Kinetic modeling of the Calvin cycle identifies flux control and stable metabolomes in Synechocystis carbon fixation

• Published in: Journal of experimental botany Vol. 70; no. 3; pp. 973 - 983
• Main Authors: Janasch, Markus, Asplund-Samuelsson, Johannes, Steuer, Ralf, Hudson, Elton P
• Format: Journal Article
• Language: English
• Published: UK Oxford University Press 05.02.2019
• Subjects: Carbon Cycle; Kinetics; Metabolome; Models, Biological; Photosynthesis - physiology; Research Papers; Synechocystis - physiology; system stability; flux control; kinetic model; cyanobacteria; metabolic engineering; parameter sampling; metabolome; Calvin cycle; metabolic model
• ISSN: 0022-0957; 1460-2431; 1460-2431
• DOI: 10.1093/jxb/ery382

An improved kinetic model of the cyanobacterial Calvin cycle employing random sampling identifies probabilistic conditions for metabolome stability and metabolic flux control, agreeing with experimental data and aiding engineering efforts. Abstract Biological fixation of atmospheric CO2 via the Calvin-Benson-Bassham cycle has massive ecological impact and offers potential for industrial exploitation, either by improving carbon fixation in plants and autotrophic bacteria, or by installation into new hosts.
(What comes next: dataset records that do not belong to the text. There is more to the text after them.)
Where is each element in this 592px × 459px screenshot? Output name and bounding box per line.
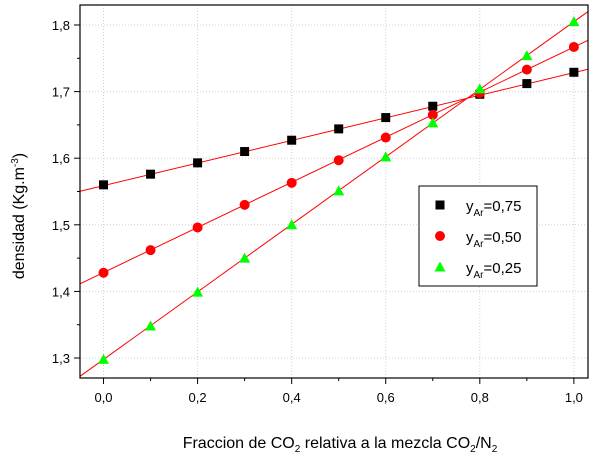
data-point <box>427 117 439 128</box>
data-point <box>192 222 203 233</box>
data-point <box>380 132 391 143</box>
data-point <box>99 180 109 190</box>
data-point <box>522 79 532 89</box>
x-axis-title-sub3: 2 <box>492 444 498 455</box>
data-point <box>239 199 250 210</box>
y-axis-title-sup: -3 <box>10 158 21 167</box>
data-point <box>287 135 297 145</box>
data-point <box>333 185 345 196</box>
data-point <box>334 124 344 134</box>
x-tick-label: 0,0 <box>94 390 112 405</box>
tick-labels: 0,0 0,2 0,4 0,6 0,8 1,0 1,3 1,4 1,5 1,6 1,7 1,8 <box>52 18 583 405</box>
legend-marker <box>434 261 446 272</box>
data-point <box>240 147 250 157</box>
data-point <box>286 177 297 188</box>
data-point <box>333 155 344 166</box>
x-tick-label: 0,2 <box>189 390 207 405</box>
data-point <box>381 113 391 123</box>
ticks <box>74 24 575 384</box>
legend-label: yAr=0,50 <box>466 229 521 250</box>
fit-line <box>80 68 588 192</box>
data-point <box>286 219 298 230</box>
data-point <box>145 245 156 256</box>
y-tick-label: 1,7 <box>52 85 70 100</box>
x-axis-title-sub1: 2 <box>295 444 301 455</box>
x-tick-label: 0,6 <box>377 390 395 405</box>
fit-line <box>80 39 588 285</box>
y-axis-title: densidad (Kg.m-3) <box>10 153 28 279</box>
legend-label: yAr=0,75 <box>466 198 521 219</box>
legend-items: yAr=0,75 yAr=0,50 yAr=0,25 <box>434 198 521 281</box>
x-tick-label: 0,4 <box>283 390 301 405</box>
legend-marker <box>435 231 445 241</box>
y-tick-label: 1,4 <box>52 284 70 299</box>
y-tick-label: 1,5 <box>52 218 70 233</box>
data-point <box>474 83 486 94</box>
data-point <box>568 41 579 52</box>
legend-marker <box>435 200 445 210</box>
data-point <box>145 320 157 331</box>
y-axis-title-suffix: ) <box>11 153 28 158</box>
x-axis-title-sub2: 2 <box>470 444 476 455</box>
data-point <box>239 252 251 263</box>
markers <box>98 16 580 364</box>
x-tick-label: 1,0 <box>565 390 583 405</box>
data-point <box>193 158 203 168</box>
data-point <box>521 64 532 75</box>
x-axis-title-middle: relativa a la mezcla CO <box>300 435 470 452</box>
legend-label: yAr=0,25 <box>466 260 521 281</box>
x-axis-title: Fraccion de CO2 relativa a la mezcla CO2… <box>183 435 498 455</box>
y-axis-title-prefix: densidad (Kg.m <box>11 167 28 279</box>
data-point <box>98 267 109 278</box>
x-axis-title-prefix: Fraccion de CO <box>183 435 295 452</box>
data-point <box>146 169 156 179</box>
y-tick-label: 1,8 <box>52 18 70 33</box>
y-tick-label: 1,6 <box>52 151 70 166</box>
data-point <box>569 67 579 77</box>
data-point <box>521 50 533 61</box>
x-axis-title-slash: /N <box>476 435 492 452</box>
data-point <box>192 286 204 297</box>
data-point <box>428 101 438 111</box>
data-point <box>98 353 110 364</box>
data-point <box>427 109 438 120</box>
data-point <box>380 151 392 162</box>
data-point <box>568 16 580 27</box>
x-tick-label: 0,8 <box>471 390 489 405</box>
legend: yAr=0,75 yAr=0,50 yAr=0,25 <box>418 185 538 287</box>
y-tick-label: 1,3 <box>52 351 70 366</box>
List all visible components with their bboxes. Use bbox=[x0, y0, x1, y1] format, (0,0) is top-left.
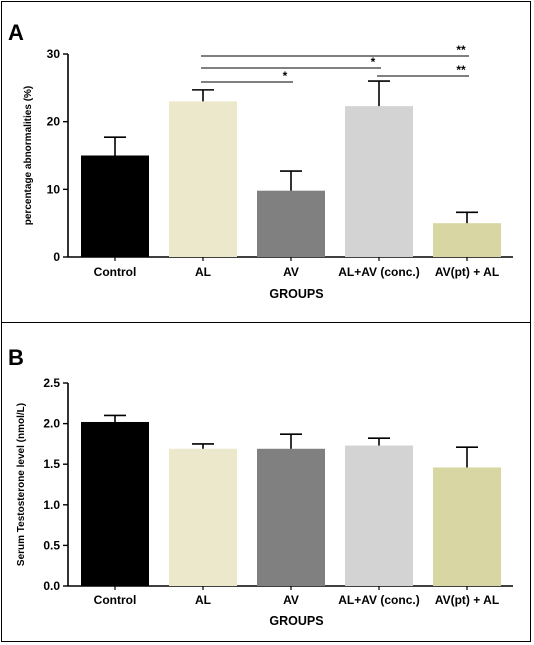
x-tick-label: AV(pt) + AL bbox=[435, 265, 499, 279]
significance-label: * bbox=[371, 55, 376, 69]
y-tick-label: 0.0 bbox=[43, 579, 60, 593]
y-tick-label: 1.0 bbox=[43, 498, 60, 512]
x-axis-title: GROUPS bbox=[269, 614, 323, 628]
y-tick-label: 1.5 bbox=[43, 457, 60, 471]
x-tick-label: AL bbox=[195, 265, 211, 279]
y-tick-label: 0.5 bbox=[43, 538, 60, 552]
y-tick-label: 2.0 bbox=[43, 417, 60, 431]
bar bbox=[169, 448, 237, 586]
x-tick-label: AL bbox=[195, 593, 211, 607]
panel-label: B bbox=[8, 345, 24, 370]
bar bbox=[169, 101, 237, 257]
x-tick-label: AL+AV (conc.) bbox=[338, 593, 419, 607]
chart-panel-a: A 0 10 20 30 percentage abnormalities (%) Cont… bbox=[8, 20, 513, 301]
x-tick-label: Control bbox=[94, 265, 137, 279]
x-axis-title: GROUPS bbox=[269, 287, 323, 301]
y-axis-title: percentage abnormalities (%) bbox=[23, 86, 34, 225]
bar bbox=[345, 106, 413, 257]
chart-panel-b: B 0.0 0.5 1.0 1.5 2.0 2.5 Serum Testosterone le… bbox=[8, 345, 513, 628]
panel-label: A bbox=[8, 20, 24, 45]
y-axis-title: Serum Testosterone level (nmol/L) bbox=[16, 403, 27, 566]
bar bbox=[257, 190, 325, 257]
bar bbox=[345, 445, 413, 586]
bar bbox=[81, 421, 149, 586]
bar bbox=[257, 448, 325, 586]
bar bbox=[433, 467, 501, 586]
x-tick-label: AV bbox=[283, 593, 299, 607]
significance-label: ** bbox=[456, 43, 466, 57]
x-tick-label: AL+AV (conc.) bbox=[338, 265, 419, 279]
significance-label: ** bbox=[456, 63, 466, 77]
bar bbox=[433, 223, 501, 257]
x-tick-label: Control bbox=[94, 593, 137, 607]
bar bbox=[81, 155, 149, 257]
y-tick-label: 30 bbox=[47, 47, 61, 61]
panel-divider bbox=[1, 322, 531, 323]
y-tick-label: 20 bbox=[47, 115, 61, 129]
x-tick-label: AV bbox=[283, 265, 299, 279]
y-tick-label: 0 bbox=[53, 250, 60, 264]
y-tick-label: 10 bbox=[47, 182, 61, 196]
x-tick-label: AV(pt) + AL bbox=[435, 593, 499, 607]
y-tick-label: 2.5 bbox=[43, 376, 60, 390]
significance-label: * bbox=[283, 69, 288, 83]
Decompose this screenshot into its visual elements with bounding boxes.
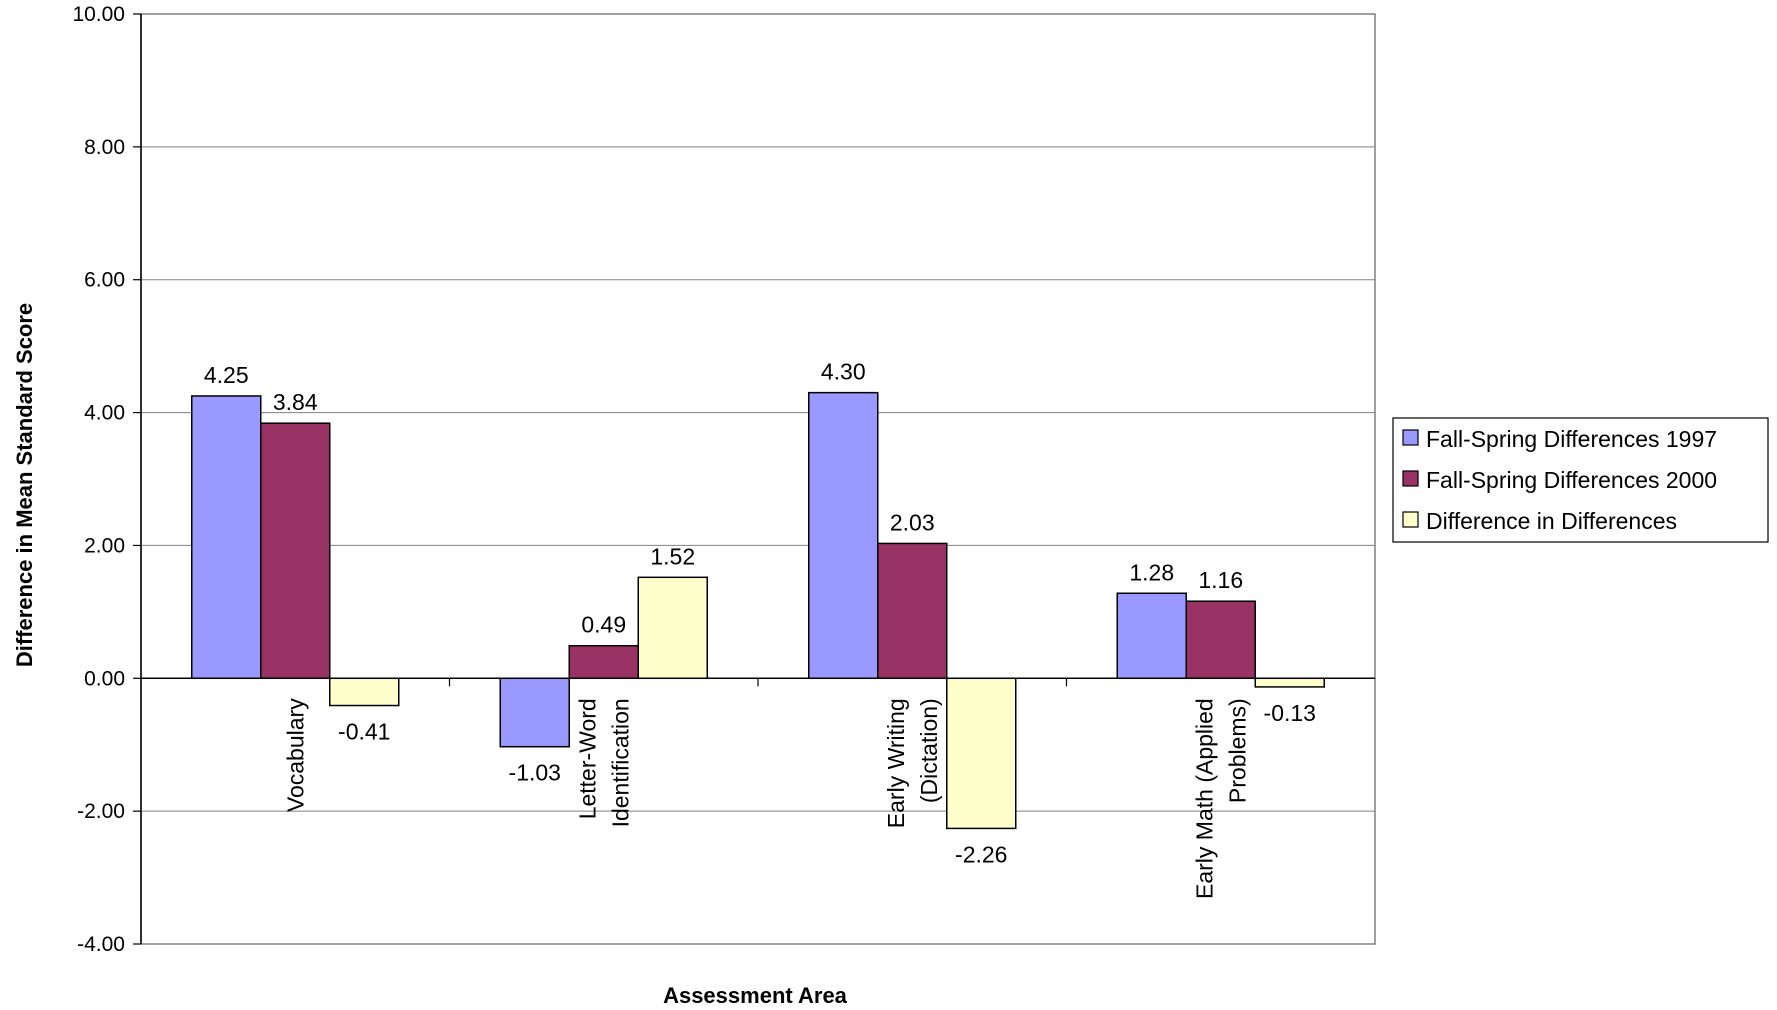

A kinetic model of the Calvin-Benson-Bassham cycle embedded in the central carbon metabolism of the cyanobacterium Synechocystis sp. PCC 6803 was developed to investigate its stability and underlying control mechanisms. To reduce the uncertainty associated with a single parameter set, random sampling of the steady-state metabolite concentrations and the enzyme kinetic parameters was employed, resulting in millions of parameterized models which were analyzed for flux control and stability against perturbation. Our results show that the Calvin cycle had an overall high intrinsic stability, but a high concentration of ribulose 1,5-bisphosphate was associated with unstable states. Low substrate saturation and high product saturation of enzymes involved in highly interconnected reactions correlated with increased network stability. Flux control, that is the effect that a change in one reaction rate has on the other reactions in the network, was distributed and mostly exerted by energy supply (ATP), but also by cofactor supply (NADPH). Sedoheptulose 1,7-bisphosphatase/fructose 1,6-bisphosphatase, fructose-bisphosphate aldolase, and transketolase had a weak but positive effect on overall network flux, in agreement with published observations. The identified flux control and relationships between metabolite concentrations and system stability can guide metabolic engineering. The kinetic model structure and parameterizing framework can be expanded for analysis of metabolic systems beyond the Calvin cycle.